Paris Match Belgique

Holocauste : des archives inédites révèlent que les grandes puissances étaient au courant de l’ampleur que prendrait le génocide

Les archives révèlent que les Alliés de la Seconde guerre mondiale étaient au courant de l'ampleur de la Shoah deux ans et demi plus tôt. | © Flickr : Daniel ............

Société

De nouveaux documents provenant de la Commission des crimes de guerre des Nations unies (UNWCC) révèlent que les Alliés étaient au courant des camps de concentration bien avant leur découverte officielle.

Tandis que les vastes archives – détenues par les Nations Unies lors des poursuites judiciaires contre les Nazis – sont dévoilées pour la première fois au public, de nouvelles informations resurgissent quant aux moments les plus sombres de l’histoire du 20e siècle. Daprès les journaux The Guardian et The Independentdes documents inédits des Nations Unies indiqueraient que les Alliés de la Seconde guerre mondiale étaient au courant de l’ampleur que prendrait l’Holocauste.

Lire aussi : Comparer Assad à Hitler : la bourde du porte-parole de la Maison Blanche

Autrefois inaccessibles, ces dossiers scellés pendant près de 70 ans révèlent de nouvelles preuves sur la Shoah et sur les camps de concentration. Du jamais vu précédemment par le public. Ces archives, certaines datant de 1943, seront dévoilées cette semaine à la Wiener Library, à Londres, via son catalogue de recherche en ligne. L’accès à la grande quantité de preuves et d’actes d’accusation s’accorde avec la publication, ce mardi 18 avril, du livre Les Droits de l’Homme après Hitler par Dan Plesch, auteur et professeur au Centre d’études internationales et diplomatiques de l’Université SOAS de Londres, qui a permis la publication des archives jusqu’à présent tenues secrètes.

Ces documents montrent comment la Grande-Bretagne, les États-Unis et la Russie ont tardé à faire pression pour que les Nazis de premier plan soient jugés pour leurs crimes contre l’humanité. Aussi, on y apprend comment le gouvernement polonais en exil a été en mesure, dès 1944, de fournir des détails extraordinaires sur les camps de la mort.

Les Alliés savaient-ils ?

Quand les hauts responsables américains et britanniques ont-ils découvert les preuves de la planification de l’extermination des juifs ? Pourquoi ne sont-ils pas intervenus plus tôt ? Tant de questions restées suspendues aux lèvres de l’histoire. Mais des éléments de réponse semblent aujourd’hui refaire surface.

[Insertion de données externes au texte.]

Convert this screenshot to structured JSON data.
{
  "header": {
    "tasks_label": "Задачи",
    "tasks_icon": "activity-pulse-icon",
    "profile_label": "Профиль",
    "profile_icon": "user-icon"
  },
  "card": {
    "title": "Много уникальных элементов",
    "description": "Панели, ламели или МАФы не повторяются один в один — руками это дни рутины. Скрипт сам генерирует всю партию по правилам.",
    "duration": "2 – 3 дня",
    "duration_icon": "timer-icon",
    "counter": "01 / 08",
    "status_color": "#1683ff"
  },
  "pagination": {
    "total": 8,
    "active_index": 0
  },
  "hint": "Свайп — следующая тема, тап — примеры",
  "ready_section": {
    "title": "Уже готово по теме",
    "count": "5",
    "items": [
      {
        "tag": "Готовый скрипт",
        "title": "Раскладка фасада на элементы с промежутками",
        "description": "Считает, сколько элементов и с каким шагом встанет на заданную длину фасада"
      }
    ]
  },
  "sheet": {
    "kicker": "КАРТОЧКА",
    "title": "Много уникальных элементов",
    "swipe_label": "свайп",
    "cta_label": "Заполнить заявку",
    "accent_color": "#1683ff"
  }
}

Les documents des Nations Unies révèlent entre autres que les Alliés de la Seconde guerre mondiale étaient au courant de l’existence de la « solution finale » bien avant la découverte officielle d’Auschwitz par les soldats soviétiques, en janvier 1944. Selon les archives inédites, dès le mois de décembre 1942, les gouvernements américain, britannique et soviétique auraient su qu’au moins deux millions de Juifs avaient été assassinés et que cinq millions de Juifs supplémentaires risquaient le même sort.

Traduction : Découvrir les dossiers des Nations Unies sur l’Holocauste va réécrire des chapitres entiers de l’histoire, sur base de nouvelles preuves.

D’autres preuves révèlent qu’en mars 1943, le ministre du cabinet de guerre de Winston Churchill – le vicomte Cranborne – déclarait que les juifs ne devaient pas être considérés comme un « cas particulier » et que l’Empire britannique était déjà trop rempli de réfugiés pour pouvoir leur offrir un refuge. Les archives prouvent également qu’Hitler, ainsi que d’autres de ses commandants, furent accusés de crime de guerre en 1944.

Les grandes puissances ont émis des commentaires sur le meurtre de masse des Juifs deux ans et demi plus tôt que ce qui était généralement supposé.

Lire aussi : Yolocaust, le site qui recadre les selfies du mémorial de Berlin

Une ressource pour « lutter contre le déni de l’Holocauste »

Avant la publication officielle de ces documents – sous la décision de la dernière ambassadrice de l’ONU, Samantha Power – seuls les chercheurs autorisés par leurs gouvernements nationaux et le secrétaire général des Nations Unis étaient autorisés à y accéder, sans pouvoir prendre des notes ni faire des copies. L’historien Dan Plesch, qui a étudié les documents pendant dix ans, a déclaré au Guardian que l’archive ouverte « est une ressource énorme pour lutter contre le déni de l’Holocauste ».